A patient survives life-threatening trauma, is intubated in the intensive care unit (ICU) to support his or her affected vital functions, starts to recover, and then develops pneumonia. It’s a scenario well-known to physicians, who understand that the development of ventilator-associated pneumonia in critically ill patients often results in significant morbidity, mortality, and additional healthcare costs.

An interdisciplinary team of George Washington University (GW) researchers are investigating more accurate and rapid methods of identification of bacterial pathogens in patients with pulmonary infections, which could lead to more targeted antimicrobial therapy with potentially less adverse effects and lower costs.

Next-generation sequencing (NGS) of samples from the sputum of intubated patients, as outlined in their recently published paper in the Journal of Clinical Microbiology, may enable more focused treatment of pneumonia in the critically ill, which has the potential to reduce healthcare spending, as well as improve survival.

NGS, or the process of determining the DNA sequence of a patient’s genome and microbiome, provides the means to establish a more precise microbiologic cause, according to co-author Timothy McCaffrey, PhD, professor of medicine and director of the Division of Genomic Medicine at GW SMHS.

“Through analyzing the data provided by the NGS, we were able to identify bacteria not previously identified through standard microbiological methods,” said McCaffrey.

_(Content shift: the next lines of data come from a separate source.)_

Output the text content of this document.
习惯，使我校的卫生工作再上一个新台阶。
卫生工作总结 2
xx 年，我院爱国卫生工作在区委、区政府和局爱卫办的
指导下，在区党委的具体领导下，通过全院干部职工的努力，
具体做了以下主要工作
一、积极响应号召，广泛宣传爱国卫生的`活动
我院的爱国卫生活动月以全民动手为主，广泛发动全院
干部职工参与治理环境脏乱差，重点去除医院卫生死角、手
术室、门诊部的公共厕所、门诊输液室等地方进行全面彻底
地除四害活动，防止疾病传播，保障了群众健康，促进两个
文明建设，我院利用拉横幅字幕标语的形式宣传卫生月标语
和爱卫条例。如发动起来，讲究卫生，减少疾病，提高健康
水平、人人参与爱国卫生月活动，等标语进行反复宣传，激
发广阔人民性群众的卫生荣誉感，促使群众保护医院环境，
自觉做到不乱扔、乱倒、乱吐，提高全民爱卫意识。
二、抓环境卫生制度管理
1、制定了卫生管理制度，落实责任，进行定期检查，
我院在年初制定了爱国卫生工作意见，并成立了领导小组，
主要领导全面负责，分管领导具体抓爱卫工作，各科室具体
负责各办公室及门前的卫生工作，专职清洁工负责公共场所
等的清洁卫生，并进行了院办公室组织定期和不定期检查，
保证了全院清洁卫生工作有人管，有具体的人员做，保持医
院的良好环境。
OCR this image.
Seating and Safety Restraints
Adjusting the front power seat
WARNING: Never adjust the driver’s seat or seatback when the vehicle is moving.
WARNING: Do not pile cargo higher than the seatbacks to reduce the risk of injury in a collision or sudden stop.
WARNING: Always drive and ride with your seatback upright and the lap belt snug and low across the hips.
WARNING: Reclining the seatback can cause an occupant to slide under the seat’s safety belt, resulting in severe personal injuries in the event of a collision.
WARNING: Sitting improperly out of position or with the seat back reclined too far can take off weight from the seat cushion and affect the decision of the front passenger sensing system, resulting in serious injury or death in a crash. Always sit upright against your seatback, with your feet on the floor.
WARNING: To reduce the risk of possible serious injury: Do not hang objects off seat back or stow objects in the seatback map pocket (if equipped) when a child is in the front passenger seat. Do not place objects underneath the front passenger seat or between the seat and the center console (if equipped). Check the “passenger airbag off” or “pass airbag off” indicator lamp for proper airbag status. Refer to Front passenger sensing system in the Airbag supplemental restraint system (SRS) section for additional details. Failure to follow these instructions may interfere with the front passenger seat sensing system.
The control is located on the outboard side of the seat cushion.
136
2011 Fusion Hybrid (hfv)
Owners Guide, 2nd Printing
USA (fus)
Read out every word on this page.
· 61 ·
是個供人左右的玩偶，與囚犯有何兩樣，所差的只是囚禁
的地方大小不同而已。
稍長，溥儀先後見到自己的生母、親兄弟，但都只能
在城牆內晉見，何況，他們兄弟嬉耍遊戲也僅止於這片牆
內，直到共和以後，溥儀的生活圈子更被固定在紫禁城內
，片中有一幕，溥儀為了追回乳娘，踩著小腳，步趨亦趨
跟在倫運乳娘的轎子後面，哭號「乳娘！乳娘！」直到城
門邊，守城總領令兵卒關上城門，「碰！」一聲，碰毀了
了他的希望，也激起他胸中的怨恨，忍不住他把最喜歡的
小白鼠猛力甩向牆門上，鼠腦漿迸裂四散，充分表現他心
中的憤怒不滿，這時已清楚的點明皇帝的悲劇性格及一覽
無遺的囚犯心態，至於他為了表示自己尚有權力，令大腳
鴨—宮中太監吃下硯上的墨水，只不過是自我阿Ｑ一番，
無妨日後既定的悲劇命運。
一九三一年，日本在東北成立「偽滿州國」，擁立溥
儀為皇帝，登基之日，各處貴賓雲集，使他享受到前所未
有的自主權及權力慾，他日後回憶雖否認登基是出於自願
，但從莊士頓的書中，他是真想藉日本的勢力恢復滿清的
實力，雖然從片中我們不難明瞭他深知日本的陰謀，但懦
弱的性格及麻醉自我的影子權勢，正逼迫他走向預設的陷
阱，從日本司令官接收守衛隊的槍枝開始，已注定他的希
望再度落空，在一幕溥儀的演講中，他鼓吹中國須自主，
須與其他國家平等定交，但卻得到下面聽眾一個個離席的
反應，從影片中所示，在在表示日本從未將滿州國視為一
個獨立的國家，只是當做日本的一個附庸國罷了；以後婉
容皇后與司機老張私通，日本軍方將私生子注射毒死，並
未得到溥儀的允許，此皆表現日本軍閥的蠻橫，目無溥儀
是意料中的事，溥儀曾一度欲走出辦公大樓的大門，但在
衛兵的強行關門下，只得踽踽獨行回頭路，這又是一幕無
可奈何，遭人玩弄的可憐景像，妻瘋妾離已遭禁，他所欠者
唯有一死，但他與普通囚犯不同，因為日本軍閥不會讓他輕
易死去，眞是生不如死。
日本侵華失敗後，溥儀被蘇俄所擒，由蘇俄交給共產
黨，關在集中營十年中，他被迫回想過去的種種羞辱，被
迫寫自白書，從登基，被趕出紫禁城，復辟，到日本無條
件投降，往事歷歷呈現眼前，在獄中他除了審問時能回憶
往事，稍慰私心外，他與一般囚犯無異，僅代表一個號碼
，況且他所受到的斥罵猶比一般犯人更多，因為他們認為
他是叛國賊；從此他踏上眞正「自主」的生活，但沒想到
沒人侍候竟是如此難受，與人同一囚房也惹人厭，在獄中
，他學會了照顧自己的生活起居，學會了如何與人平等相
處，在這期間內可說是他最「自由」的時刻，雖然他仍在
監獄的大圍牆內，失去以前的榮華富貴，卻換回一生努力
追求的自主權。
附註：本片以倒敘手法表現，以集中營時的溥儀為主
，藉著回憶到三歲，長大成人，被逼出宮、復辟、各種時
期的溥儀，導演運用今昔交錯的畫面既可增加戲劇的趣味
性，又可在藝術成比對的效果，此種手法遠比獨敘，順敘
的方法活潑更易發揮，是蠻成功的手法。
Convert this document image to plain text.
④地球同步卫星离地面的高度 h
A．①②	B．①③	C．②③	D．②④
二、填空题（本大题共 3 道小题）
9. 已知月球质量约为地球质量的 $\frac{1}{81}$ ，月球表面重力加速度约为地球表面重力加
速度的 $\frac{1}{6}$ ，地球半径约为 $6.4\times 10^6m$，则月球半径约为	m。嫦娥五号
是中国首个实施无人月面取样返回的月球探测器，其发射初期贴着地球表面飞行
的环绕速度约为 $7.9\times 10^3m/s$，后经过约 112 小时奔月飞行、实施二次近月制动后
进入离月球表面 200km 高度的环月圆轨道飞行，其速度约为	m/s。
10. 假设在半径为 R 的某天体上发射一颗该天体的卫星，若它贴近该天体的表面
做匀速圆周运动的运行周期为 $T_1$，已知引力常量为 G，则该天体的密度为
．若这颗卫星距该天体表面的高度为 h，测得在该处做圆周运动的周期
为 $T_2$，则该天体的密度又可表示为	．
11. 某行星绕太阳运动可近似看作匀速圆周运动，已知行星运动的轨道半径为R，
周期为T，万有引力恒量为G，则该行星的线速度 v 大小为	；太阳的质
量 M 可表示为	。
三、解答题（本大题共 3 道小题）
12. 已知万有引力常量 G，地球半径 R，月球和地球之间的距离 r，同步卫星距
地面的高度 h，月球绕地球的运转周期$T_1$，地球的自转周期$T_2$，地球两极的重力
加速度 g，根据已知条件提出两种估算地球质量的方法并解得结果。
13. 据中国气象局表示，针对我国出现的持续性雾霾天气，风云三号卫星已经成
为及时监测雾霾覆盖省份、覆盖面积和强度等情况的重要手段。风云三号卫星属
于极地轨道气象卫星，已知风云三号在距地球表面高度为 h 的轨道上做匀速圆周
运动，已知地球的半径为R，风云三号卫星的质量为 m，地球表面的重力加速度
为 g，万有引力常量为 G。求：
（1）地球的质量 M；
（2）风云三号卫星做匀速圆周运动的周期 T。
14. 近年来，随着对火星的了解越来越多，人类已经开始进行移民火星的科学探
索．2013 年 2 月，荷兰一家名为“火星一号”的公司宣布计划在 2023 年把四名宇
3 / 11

As technical advances reduce the processing and sequencing times, NGS-based methods may ultimately be able to provide clinicians with rapid, precise, culture-independent identification of bacterial, fungal, and viral pathogens and their antimicrobial sensitivity profiles.

“This will allow for a more precise patient population to be treated for pneumonia,” said co-author Marc Siegel, MD, assistant professor of medicine at GW SMHS. “Using this technology, physicians in the future should be able to make a more accurate diagnosis of the cause of what the pneumonia is and tailor their therapy accordingly.”